Wilson was chewing on a rawhide tonight (A thin rectangular shape - Made in America). He spit a part of it out and there was a thin amount of bloody drool on it. What do you think? Has this ever happened with your dog? Wilson is 7 years old.
That's what I was thinking too, Jenn. I know if I go awhile without giving them a bone their gums might bleed a little bit on it. I give them more of the bones that are smoked and still have some meat on them than I give Rawhide - I actually can't remember the last time I gave them a Rawhide bone. They get a pig ear about once a month but other than that they get those smoked bones so they can't eat it. Make sense?
IMHO rawhide is too dangerous and I haven't allowed the Hooligans to have any rawhide bones/strips in years. But I recall that when they were allowed to have them that sometimes there would be small spots of blood on the chewed sections.

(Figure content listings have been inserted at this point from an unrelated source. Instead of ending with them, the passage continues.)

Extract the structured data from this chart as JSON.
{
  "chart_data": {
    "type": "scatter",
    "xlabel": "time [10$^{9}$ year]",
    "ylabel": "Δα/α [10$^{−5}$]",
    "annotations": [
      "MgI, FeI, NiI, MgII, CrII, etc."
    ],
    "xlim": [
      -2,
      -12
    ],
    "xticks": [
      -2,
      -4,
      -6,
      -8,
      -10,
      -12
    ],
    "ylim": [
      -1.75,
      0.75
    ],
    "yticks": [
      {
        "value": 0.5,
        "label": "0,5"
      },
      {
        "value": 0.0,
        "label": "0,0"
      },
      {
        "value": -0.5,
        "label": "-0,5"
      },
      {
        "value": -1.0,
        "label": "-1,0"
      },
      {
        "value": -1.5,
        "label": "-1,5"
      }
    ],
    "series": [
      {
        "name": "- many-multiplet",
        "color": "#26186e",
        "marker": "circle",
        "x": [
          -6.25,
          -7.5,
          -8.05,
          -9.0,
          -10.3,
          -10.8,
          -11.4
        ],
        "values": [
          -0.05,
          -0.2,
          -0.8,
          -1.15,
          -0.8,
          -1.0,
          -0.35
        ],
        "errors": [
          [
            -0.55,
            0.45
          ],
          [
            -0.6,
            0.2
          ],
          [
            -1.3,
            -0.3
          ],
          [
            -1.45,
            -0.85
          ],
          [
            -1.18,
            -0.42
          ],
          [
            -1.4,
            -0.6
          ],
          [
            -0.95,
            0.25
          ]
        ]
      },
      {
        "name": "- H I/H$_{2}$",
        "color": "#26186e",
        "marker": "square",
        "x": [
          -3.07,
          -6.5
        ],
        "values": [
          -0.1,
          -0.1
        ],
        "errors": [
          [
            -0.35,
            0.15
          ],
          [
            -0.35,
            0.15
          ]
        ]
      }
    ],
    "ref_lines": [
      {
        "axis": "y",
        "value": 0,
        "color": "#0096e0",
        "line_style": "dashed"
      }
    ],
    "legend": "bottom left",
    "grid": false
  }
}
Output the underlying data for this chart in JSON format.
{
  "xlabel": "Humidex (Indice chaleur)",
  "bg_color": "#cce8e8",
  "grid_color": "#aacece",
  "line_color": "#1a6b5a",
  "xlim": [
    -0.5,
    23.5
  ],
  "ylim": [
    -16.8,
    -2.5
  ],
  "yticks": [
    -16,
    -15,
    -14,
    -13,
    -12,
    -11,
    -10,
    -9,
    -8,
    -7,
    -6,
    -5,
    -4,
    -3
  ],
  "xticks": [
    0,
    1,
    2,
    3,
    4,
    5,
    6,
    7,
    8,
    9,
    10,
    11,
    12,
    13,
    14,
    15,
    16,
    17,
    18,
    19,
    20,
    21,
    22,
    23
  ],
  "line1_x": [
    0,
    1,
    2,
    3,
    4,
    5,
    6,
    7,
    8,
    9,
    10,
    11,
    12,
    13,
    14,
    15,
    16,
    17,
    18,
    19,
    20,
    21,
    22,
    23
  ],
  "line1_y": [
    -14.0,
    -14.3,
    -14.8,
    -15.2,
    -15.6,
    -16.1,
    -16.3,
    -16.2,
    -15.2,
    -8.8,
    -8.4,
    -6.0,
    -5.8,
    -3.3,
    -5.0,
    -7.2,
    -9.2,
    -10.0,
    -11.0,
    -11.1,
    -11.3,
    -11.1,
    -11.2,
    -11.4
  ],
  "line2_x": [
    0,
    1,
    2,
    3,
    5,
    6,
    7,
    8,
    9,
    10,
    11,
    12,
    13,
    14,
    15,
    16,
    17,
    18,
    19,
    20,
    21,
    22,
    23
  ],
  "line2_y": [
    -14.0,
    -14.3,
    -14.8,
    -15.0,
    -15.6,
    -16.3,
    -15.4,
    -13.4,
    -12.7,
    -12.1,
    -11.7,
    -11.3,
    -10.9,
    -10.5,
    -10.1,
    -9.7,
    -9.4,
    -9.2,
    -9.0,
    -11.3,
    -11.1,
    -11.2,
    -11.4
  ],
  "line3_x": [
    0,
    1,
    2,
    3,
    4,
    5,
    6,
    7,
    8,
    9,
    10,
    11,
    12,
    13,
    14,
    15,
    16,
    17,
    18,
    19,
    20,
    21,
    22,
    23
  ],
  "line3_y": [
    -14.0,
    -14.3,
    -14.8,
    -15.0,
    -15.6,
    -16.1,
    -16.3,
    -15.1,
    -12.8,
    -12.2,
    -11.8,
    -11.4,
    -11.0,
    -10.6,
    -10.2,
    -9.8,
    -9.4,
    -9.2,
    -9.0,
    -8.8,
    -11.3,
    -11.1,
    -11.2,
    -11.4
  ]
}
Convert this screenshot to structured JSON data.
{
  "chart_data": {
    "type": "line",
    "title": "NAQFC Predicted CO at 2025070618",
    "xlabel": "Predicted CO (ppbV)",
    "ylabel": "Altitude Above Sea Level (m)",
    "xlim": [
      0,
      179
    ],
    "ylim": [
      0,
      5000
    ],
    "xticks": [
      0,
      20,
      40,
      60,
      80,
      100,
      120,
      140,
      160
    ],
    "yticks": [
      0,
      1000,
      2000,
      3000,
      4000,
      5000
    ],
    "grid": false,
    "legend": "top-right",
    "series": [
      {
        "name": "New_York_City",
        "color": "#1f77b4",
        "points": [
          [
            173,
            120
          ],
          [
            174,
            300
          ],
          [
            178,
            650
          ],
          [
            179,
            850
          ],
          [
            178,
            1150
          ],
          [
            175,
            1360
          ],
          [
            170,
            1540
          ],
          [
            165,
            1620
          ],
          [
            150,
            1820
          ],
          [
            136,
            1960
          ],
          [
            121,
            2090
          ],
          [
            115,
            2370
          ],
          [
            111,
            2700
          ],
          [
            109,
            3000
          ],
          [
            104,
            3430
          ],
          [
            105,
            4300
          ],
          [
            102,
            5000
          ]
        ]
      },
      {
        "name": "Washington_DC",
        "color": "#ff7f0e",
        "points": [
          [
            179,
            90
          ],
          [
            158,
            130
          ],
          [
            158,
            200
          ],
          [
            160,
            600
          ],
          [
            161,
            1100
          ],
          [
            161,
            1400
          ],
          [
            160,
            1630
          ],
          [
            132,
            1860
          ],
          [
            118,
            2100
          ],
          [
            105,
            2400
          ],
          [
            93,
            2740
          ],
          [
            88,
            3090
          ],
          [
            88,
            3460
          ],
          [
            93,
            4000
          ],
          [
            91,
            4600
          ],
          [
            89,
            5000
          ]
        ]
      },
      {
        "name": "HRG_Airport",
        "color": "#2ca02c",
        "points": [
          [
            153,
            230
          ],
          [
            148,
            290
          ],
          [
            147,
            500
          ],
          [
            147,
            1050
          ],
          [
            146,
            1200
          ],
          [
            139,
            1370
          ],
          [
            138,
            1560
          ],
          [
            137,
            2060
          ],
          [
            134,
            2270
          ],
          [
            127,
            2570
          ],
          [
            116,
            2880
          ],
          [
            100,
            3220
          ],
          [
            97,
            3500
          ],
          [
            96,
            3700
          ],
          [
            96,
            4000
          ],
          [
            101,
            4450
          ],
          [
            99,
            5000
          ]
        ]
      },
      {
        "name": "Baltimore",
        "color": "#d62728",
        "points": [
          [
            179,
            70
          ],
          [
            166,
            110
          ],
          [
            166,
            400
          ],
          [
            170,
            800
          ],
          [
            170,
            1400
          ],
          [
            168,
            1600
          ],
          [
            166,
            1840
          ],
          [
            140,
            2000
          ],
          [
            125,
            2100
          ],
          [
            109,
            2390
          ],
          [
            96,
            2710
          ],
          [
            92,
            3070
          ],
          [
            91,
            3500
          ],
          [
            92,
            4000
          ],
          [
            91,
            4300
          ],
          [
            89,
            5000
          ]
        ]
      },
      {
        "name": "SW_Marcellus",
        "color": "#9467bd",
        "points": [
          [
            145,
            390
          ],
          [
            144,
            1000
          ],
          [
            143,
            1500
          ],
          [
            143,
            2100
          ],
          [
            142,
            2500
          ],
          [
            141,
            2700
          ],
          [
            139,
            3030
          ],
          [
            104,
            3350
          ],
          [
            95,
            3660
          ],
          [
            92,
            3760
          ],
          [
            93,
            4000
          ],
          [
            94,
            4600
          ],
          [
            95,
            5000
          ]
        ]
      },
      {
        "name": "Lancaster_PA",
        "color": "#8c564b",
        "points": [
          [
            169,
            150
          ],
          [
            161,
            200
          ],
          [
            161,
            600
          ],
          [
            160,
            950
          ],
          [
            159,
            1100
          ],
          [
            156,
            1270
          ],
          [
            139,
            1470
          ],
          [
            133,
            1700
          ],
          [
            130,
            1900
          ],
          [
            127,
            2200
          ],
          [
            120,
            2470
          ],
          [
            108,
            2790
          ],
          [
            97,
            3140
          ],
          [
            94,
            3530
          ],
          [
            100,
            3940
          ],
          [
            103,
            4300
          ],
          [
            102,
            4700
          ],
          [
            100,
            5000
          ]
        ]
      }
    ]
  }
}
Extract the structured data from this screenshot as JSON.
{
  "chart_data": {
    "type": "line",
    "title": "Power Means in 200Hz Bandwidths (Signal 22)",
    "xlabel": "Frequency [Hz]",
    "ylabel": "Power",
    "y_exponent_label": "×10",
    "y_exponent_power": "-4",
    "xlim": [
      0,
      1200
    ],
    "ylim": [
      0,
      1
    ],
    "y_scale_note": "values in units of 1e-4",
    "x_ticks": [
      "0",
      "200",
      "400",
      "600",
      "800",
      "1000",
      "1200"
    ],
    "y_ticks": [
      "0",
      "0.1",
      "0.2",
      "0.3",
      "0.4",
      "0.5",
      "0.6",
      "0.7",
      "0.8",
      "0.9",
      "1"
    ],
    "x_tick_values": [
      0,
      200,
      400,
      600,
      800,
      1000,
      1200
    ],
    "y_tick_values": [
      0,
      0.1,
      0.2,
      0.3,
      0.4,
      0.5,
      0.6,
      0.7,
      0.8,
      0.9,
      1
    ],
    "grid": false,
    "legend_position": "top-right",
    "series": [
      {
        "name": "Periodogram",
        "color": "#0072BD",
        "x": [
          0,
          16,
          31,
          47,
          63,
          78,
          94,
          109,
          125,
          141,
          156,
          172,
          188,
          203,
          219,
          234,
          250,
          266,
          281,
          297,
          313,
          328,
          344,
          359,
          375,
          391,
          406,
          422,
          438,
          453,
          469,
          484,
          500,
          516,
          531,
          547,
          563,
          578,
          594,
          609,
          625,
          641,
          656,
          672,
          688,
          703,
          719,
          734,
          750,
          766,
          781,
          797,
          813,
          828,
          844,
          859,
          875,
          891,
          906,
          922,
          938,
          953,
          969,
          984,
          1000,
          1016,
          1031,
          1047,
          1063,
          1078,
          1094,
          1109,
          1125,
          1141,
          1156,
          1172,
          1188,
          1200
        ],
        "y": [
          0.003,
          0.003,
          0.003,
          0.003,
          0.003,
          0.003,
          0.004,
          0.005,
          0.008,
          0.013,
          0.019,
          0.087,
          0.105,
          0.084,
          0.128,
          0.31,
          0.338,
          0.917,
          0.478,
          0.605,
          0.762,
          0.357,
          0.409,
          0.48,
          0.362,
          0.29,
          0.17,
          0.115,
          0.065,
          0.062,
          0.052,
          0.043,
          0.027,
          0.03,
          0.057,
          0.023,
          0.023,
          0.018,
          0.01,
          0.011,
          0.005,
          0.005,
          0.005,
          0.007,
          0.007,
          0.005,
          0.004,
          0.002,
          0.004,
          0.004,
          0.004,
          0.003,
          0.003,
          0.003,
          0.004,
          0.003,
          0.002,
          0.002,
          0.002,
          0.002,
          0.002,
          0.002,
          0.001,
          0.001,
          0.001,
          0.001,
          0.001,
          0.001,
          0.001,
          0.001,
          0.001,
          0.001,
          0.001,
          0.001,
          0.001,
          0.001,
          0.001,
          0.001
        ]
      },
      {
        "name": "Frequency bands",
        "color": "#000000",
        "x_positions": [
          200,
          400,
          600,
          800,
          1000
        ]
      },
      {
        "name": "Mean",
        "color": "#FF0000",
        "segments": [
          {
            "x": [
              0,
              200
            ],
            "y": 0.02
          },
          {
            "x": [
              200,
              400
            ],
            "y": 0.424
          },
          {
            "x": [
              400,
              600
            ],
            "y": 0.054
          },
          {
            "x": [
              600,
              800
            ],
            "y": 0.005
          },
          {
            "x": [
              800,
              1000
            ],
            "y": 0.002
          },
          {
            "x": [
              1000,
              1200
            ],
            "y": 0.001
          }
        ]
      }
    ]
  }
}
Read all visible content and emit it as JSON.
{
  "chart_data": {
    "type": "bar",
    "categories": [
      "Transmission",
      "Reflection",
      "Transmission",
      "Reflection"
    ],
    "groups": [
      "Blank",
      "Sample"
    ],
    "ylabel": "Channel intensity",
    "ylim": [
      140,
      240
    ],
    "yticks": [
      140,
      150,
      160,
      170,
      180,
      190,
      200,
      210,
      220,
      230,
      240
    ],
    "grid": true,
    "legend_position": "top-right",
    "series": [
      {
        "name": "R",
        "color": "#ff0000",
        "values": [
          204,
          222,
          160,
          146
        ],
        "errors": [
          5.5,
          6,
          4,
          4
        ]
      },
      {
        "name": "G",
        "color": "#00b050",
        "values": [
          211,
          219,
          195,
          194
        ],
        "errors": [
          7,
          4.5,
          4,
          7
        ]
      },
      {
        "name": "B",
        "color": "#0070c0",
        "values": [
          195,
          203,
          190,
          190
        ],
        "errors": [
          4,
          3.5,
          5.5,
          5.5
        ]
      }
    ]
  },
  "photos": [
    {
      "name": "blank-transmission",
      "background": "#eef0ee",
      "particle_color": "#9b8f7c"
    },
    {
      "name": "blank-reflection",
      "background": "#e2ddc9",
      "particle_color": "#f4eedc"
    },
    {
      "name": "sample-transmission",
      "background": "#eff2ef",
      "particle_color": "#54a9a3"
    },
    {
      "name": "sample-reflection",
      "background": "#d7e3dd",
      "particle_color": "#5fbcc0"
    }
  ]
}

IMO, (though you didn't ask) smoked bone is more dangerous than rawhide. I don't allow my kids either.
My vet and I have discussed this. He thinks that rawhide strips are ok. You have to watch the dog chew them, because there is a risk of choking when the piece gets too small (and he recommends to most owners, since he knows they won't actually supervise their dogs, that they toss the strip once it gets gets small enough to be swallowed). He never recommends the rawhide chews that are spiral rawhide. That can really mess up the dog's intestines. Rawhide that has been crushed and reprocessed into sticks or chews is ok.
Now, what that bloody drool seems to me to be is a bit of gum disease, kind of like some people get if they don't floss regularly, then they use dental floss. It's possible that the rawhide cut his gum. But it's just as likely that Wilson has some gingivitis, especially if he hasn't had a cleaning in a while.
With regard to the smoked bones you're giving, especially if they're beef bones, they are likely too hard for your dog's teeth and you are risking fracturing his teeth. Femur bones -- the leg bones -- are the worst. These bones hold up approx 1000-1200 lbs of animal. So those leg bones are a lot stronger than we might assume they are.